Supreme Court of the United States
Decided: June 9, 2011


The Supreme Court unanimously affirmed the Federal Circuit’s judgment by upholding a clear and convincing standard for proving a patent invalid under 35 U.S.C. § 282, whether or not the evidence had been considered by the patent examiner. The majority opinion, which is the holding of the Court, is summarized below. The Court’s opinions may be accessed at

Brief Background

In asserting patent invalidity as a defense to an infringement action, an alleged infringer must contend with §282 of the Patent Act of 1952 (Act), under which “[a] patent shall be presumed valid” and “[t]he burden of establishing invalidity . . . shall rest on the party asserting” it. Since 1984, the Federal Circuit has read §282 to require a defendant seeking to overcome the presumption to persuade the factfinder of its invalidity defense by clear and convincing evidence. Microsoft’s argued that to succeed with a defense of patent invalidity, a mere preponderance of the evidence should be sufficient.

Brief Analysis

Citing the plain meaning of §282 and the Supreme Court’s own precedent, the Court rejected Microsoft’s contention that a defendant need only persuade the jury of a patent invalidity defense by a preponderance of the evidence. The Court noted that while §282 includes no express articulation of the standard of proof, where Congress uses a common-law term in a statute, the Court assumes the term comes with a common law meaning. Here, by stating that a patent is “presumed valid,” Congress used a term with a settled common-law meaning. According to its settled meaning, a defendant raising an invalidity defense bears a heavy burden of persuasion requiring proof of the defense by clear and convincing evidence. Furthermore, in its precedential opinion, RCA v. Radio Engineering Laboratories, Inc., 293 U.S. 1, the Supreme Court stated that “there is a presumption of [patent] validity [that is] not to be overthrown except by clear and cogent evidence.”

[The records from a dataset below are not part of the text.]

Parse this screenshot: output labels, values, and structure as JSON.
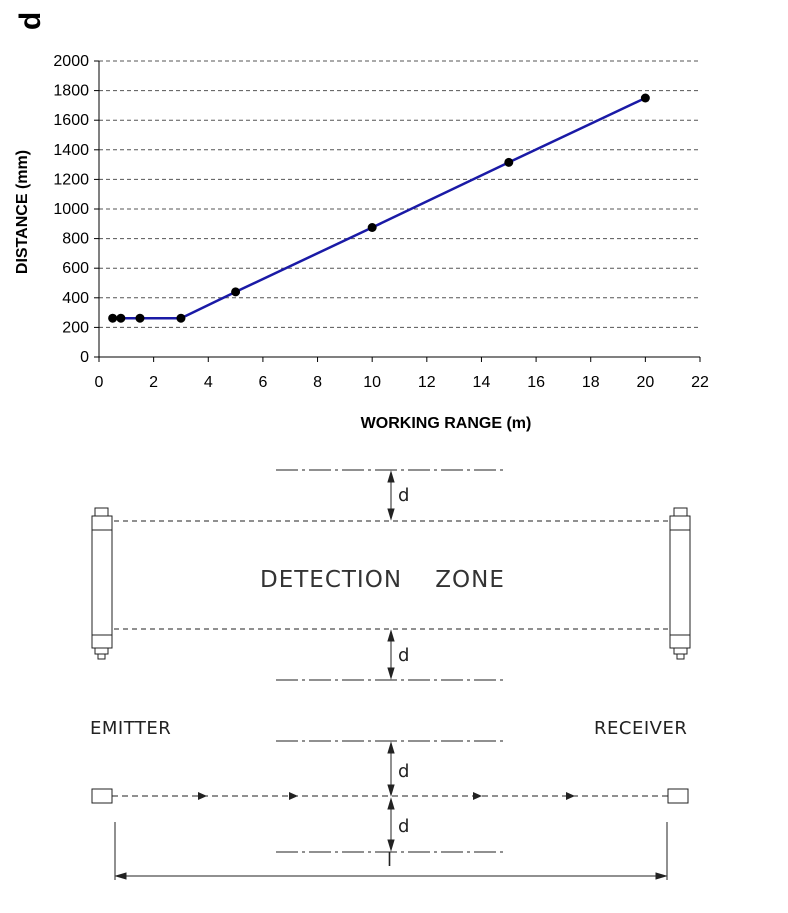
{
  "corner_label": "d",
  "chart_data": {
    "type": "line",
    "title": "",
    "xlabel": "WORKING RANGE (m)",
    "ylabel": "DISTANCE (mm)",
    "xlim": [
      0,
      22
    ],
    "ylim": [
      0,
      2000
    ],
    "xticks": [
      "0",
      "2",
      "4",
      "6",
      "8",
      "10",
      "12",
      "14",
      "16",
      "18",
      "20",
      "22"
    ],
    "yticks": [
      "0",
      "200",
      "400",
      "600",
      "800",
      "1000",
      "1200",
      "1400",
      "1600",
      "1800",
      "2000"
    ],
    "grid": "horizontal dashed",
    "legend": "none",
    "series": [
      {
        "color": "#1a1aa6",
        "points": [
          {
            "x": 0.5,
            "y": 262
          },
          {
            "x": 0.8,
            "y": 262
          },
          {
            "x": 1.5,
            "y": 262
          },
          {
            "x": 3,
            "y": 262
          },
          {
            "x": 5,
            "y": 440
          },
          {
            "x": 10,
            "y": 875
          },
          {
            "x": 15,
            "y": 1315
          },
          {
            "x": 20,
            "y": 1750
          }
        ]
      }
    ]
  },
  "diagram": {
    "zone_label": "DETECTION    ZONE",
    "emitter_label": "EMITTER",
    "receiver_label": "RECEIVER",
    "distance_symbol": "d",
    "length_symbol": "l"
  }
}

The Court also rejected Microsoft’s argument that a preponderance standard must at least apply where the evidence before the factfinder was not before the PTO during the examination process. While acknowledging that the rationale underlying the presumption that the PTO has approved the claim seems diminished, the Court reasoned that Congress codified the common-law presumption of patent validity and, implicitly, the heightened standard of proof attached to it. According to the Court, nothing in §282’s text suggests that Congress meant to depart from that understanding to enact a standard of proof that would rise and fall with the facts of each case. The Court stated that had Congress intended to drop the heightened standard of proof where the evidence before the jury varied from that before the PTO, it presumably would have said so expressly.